Reveal type in Crystal

06 Mar 2023

Brian J. Cardiff

Recently I came across reveal_type from Sorbet as a way to inspect the type of an expression, thanks Brian Hicks. I wondered if that can be ported to Crystal. You can jump to the conclusions section if you want to copy-paste the good-enough™️ solution in your project.

Inspecting the type of an expression is a reasonable question to ask. When the program compiles, the compiler knows the answer for sure.

Let’s start working with a relatively simple example grabbed from Sorbet’s documentation.

def maybe(x, default)
  # what's x type here?
  if x
    x
  else
    default
  end
end

def sometimes_a_string
  rand > 0.5 ? "a string" : nil
end

maybe(sometimes_a_string, "a default value")

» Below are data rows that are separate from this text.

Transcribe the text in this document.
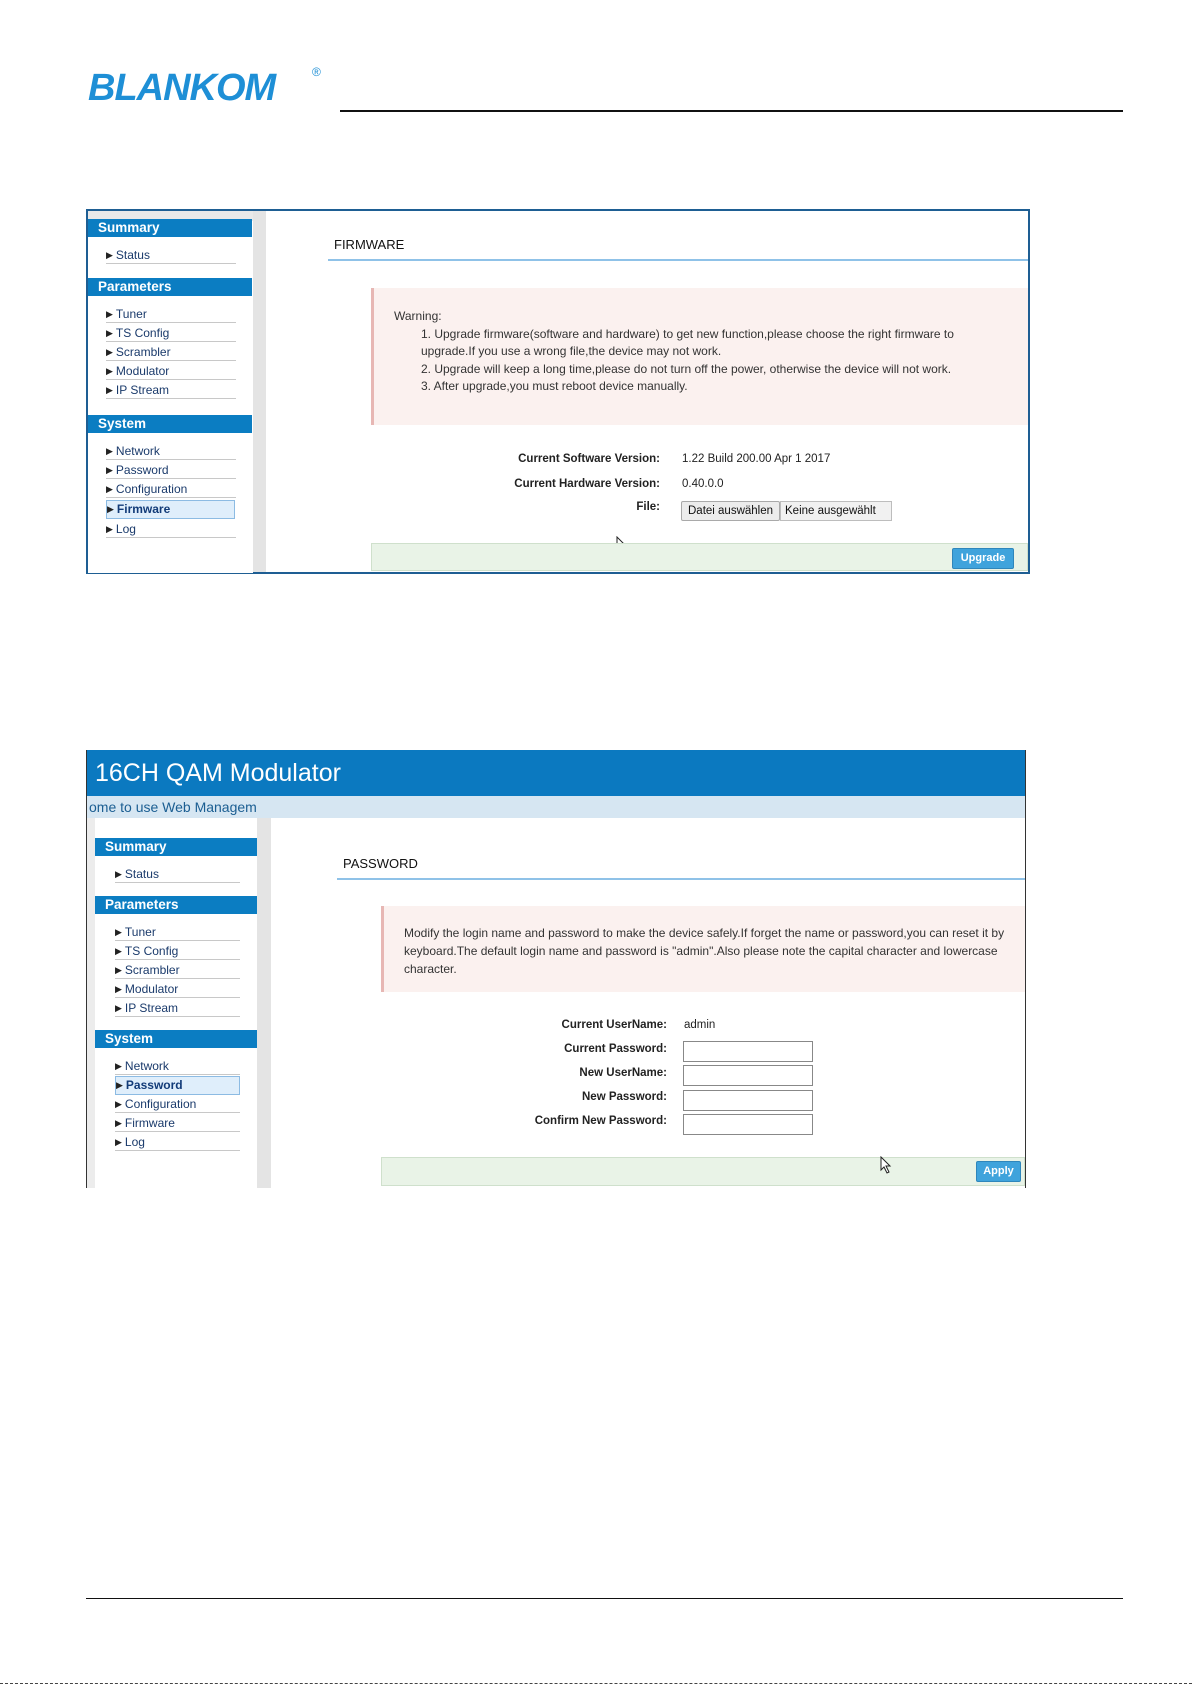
BLANKOM	®
Summary
▶ Status
Parameters
▶ Tuner
▶ TS Config
▶ Scrambler
▶ Modulator
▶ IP Stream
System
▶ Network
▶ Password
▶ Configuration
▶ Firmware
▶ Log
FIRMWARE
Warning:
1. Upgrade firmware(software and hardware) to get new function,please choose the right firmware to
upgrade.If you use a wrong file,the device may not work.
2. Upgrade will keep a long time,please do not turn off the power, otherwise the device will not work.
3. After upgrade,you must reboot device manually.
Current Software Version: 1.22 Build 200.00 Apr 1 2017
Current Hardware Version: 0.40.0.0
File:	Datei auswählen	Keine ausgewählt
Upgrade
16CH QAM Modulator
ome to use Web Managem
Summary
▶ Status
Parameters
▶ Tuner
▶ TS Config
▶ Scrambler
▶ Modulator
▶ IP Stream
System
▶ Network
▶ Password
▶ Configuration
▶ Firmware
▶ Log
PASSWORD
Modify the login name and password to make the device safely.If forget the name or password,you can reset it by
keyboard.The default login name and password is "admin".Also please note the capital character and lowercase
character.
Current UserName: admin
Current Password:
New UserName:
New Password:
Confirm New Password:
Apply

Existing Solution: puts debug

Debugging the execution of a program using printf/print/puts is widely used. In Crystal we could write some variation of:

puts "x = #{x.inspect} : #{x.class}"
#
# Output:
#
# x = "a string" : String
#
# or
#
# x = nil : Nil

That will show, when the program is executed, the actual value and type of x. But we don’t want to see the runtime type, we need the compile-time type. So a more accurate alternative would be

puts "x = #{x.inspect} : #{typeof(x)}"
#
# Output:
#
# x = "a string" : (String | Nil)
#
# or
#
# x = nil : (String | Nil)

pp! typeof(x)
#
# Output:
#
# typeof(x) # => (String | Nil)

Existing Solution: context tool

About 8 years ago Crystal gained some built-in tooling and one of those tools would give us exactly the information we are looking for.

Assuming the previous def maybe is defined at the beginning of a program.cr we could use the context tool as follows:

% crystal tool context -c program.cr:2:3 program.cr
1 possible context found

| Expr    | Type         |
--------------------------
| x       | String | Nil |
| default |    String    |

It will give us a bit more of what we wanted since the type of all variables/parameters in the position of the cursor that was given will be shown.

It will also use only compile time information. The program is never executed in this case as opposed to the puts debug.

Unfortunately the tool will not allow us to print the type of any expression unless we assign it to a variable previously.

The context tool is a separate implementation that relies on the compiler but essentially traverse the whole compiled program. There are some edge cases that are currently not handled.

The most important shortcoming I think is the developer experience. It’s not great unless it’s integrated with an editor.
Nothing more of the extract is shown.